By mixing white and black into colors, and doing it in the OKLCH color space, we can essentially tint and shade the colors and know that we’re doing it evenly across any color we have. This is as opposed to the days when a lot of us tried to use darken()
and such in Sass only to find extremely different results across colors.
How are the final values of Custom Properties calculated?
Custom properties – aka “CSS variables” – seem fairly straightforward. However, there are some behaviors to be aware of regarding how the browser computes the final values. A misunderstanding of this process may lead to an unexpected or missing value and difficulty troubleshooting and resolving the issue.
Custom Properties follow the cascade and are computed at runtime, for one thing, which is the whole reason that they cannot be preprocessed ahead of time. But it’s more complex than that. What if the value is valid for a custom property (most anything is), but not valid for the way you are trying to use it?
This is a real head scratcher:
html { color: red; }
p { color: blue; }
.card { --color: #notacolor; }
.card p { color: var(--color); }
Turns out .card p
will actually be red
(I would have guessed blue), but Stephanie explains:
The
.card p
will be the inheritedcolor
value ofred
as provided by thebody
. It is unable to use the cascaded value ofblue
due to the browser discarding that as a possible value candidate at “parse time” when it is only evaluating syntax.

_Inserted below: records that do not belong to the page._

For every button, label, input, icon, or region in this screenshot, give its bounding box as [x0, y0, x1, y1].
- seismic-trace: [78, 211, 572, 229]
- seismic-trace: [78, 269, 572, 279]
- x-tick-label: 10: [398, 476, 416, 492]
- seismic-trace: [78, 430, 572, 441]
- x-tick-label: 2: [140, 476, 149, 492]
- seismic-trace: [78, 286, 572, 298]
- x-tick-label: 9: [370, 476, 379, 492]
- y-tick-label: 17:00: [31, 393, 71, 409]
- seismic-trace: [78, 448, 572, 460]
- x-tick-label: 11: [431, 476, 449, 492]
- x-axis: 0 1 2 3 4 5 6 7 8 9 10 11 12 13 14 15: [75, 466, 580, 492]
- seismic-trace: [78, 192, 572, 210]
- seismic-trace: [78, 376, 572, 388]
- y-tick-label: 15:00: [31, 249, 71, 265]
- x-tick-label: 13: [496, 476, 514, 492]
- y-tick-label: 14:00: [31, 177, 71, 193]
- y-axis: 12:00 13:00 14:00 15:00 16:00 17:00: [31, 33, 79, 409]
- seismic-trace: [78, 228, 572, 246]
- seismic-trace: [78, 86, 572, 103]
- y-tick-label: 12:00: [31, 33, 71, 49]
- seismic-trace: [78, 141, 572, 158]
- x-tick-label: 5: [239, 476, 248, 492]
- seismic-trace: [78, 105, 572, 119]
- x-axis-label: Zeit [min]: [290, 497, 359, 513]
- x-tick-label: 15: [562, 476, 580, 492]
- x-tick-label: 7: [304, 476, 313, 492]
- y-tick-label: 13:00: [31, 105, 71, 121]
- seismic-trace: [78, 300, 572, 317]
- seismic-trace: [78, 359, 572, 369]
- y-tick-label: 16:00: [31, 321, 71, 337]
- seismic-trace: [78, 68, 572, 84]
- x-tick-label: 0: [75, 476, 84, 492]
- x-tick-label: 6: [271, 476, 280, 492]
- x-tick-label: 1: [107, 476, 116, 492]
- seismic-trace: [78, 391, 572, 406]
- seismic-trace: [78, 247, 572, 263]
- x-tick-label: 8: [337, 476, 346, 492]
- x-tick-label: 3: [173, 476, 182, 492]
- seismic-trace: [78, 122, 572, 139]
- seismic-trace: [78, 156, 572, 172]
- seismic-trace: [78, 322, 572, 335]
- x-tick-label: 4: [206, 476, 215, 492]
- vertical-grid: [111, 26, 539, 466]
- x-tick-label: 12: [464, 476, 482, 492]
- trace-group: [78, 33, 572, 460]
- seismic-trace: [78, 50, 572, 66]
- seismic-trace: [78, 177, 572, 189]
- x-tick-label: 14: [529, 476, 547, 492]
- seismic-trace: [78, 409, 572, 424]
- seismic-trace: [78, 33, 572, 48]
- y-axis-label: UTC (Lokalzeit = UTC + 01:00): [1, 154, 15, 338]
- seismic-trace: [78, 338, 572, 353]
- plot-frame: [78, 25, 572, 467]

How do you accommodate people who struggle with transparent interfaces?
Adam Argyle explains it can be like this, using this media query you may or may not have heard of:
.example {
--opacity: .5;
background: hsl(200 100% 50% / var(--opacity));
@media (prefers-reduced-transparency: reduce) {
--opacity: .95;
}
}
Adam had lots of practical examples in the post, and does consider that word reduced, and how it doesn’t mean absolutely none ever.
What units should you use for spacing properties?
Me, I just use rem
usually as that’s what I use for nearly everything else. But Ashlee M Boyer argues that while stuff like text makes good sense to use relative units, spacing need not scale at that same rate:
When a user is customizing their viewing experience, they thing that’s most important to them and their task at hand is the content. Spacing isn’t often vital for a user to perform their task, so it doesn’t need to grow or scale at the same rate as the content itself.
When spacing between content grows, it eats up vital real estate and becomes harder to manage.
Ashlee proves it with a before video and an after video, after being moving relative units to absolute units for spacing.
How do you make every Sass file automatically include common imports?
This one hits home for me, as someone with a codebase with easily hundreds of Sass files that all start with something like @import "@codepen/variables";
Wouldn’t it be cool if Sass could just assume we wanted to do that for every file?
Austin Gil covered this a while back on doing it with Vite. When you define your Vite config, you can like:
css: {
preprocessorOptions: {
scss: {
additionalData: `@import "@/assets/_shared.scss";`
}
}
}
I see webpack can do it too, but I’m not sure if Sass alone can be configured to do it, although I wish it could.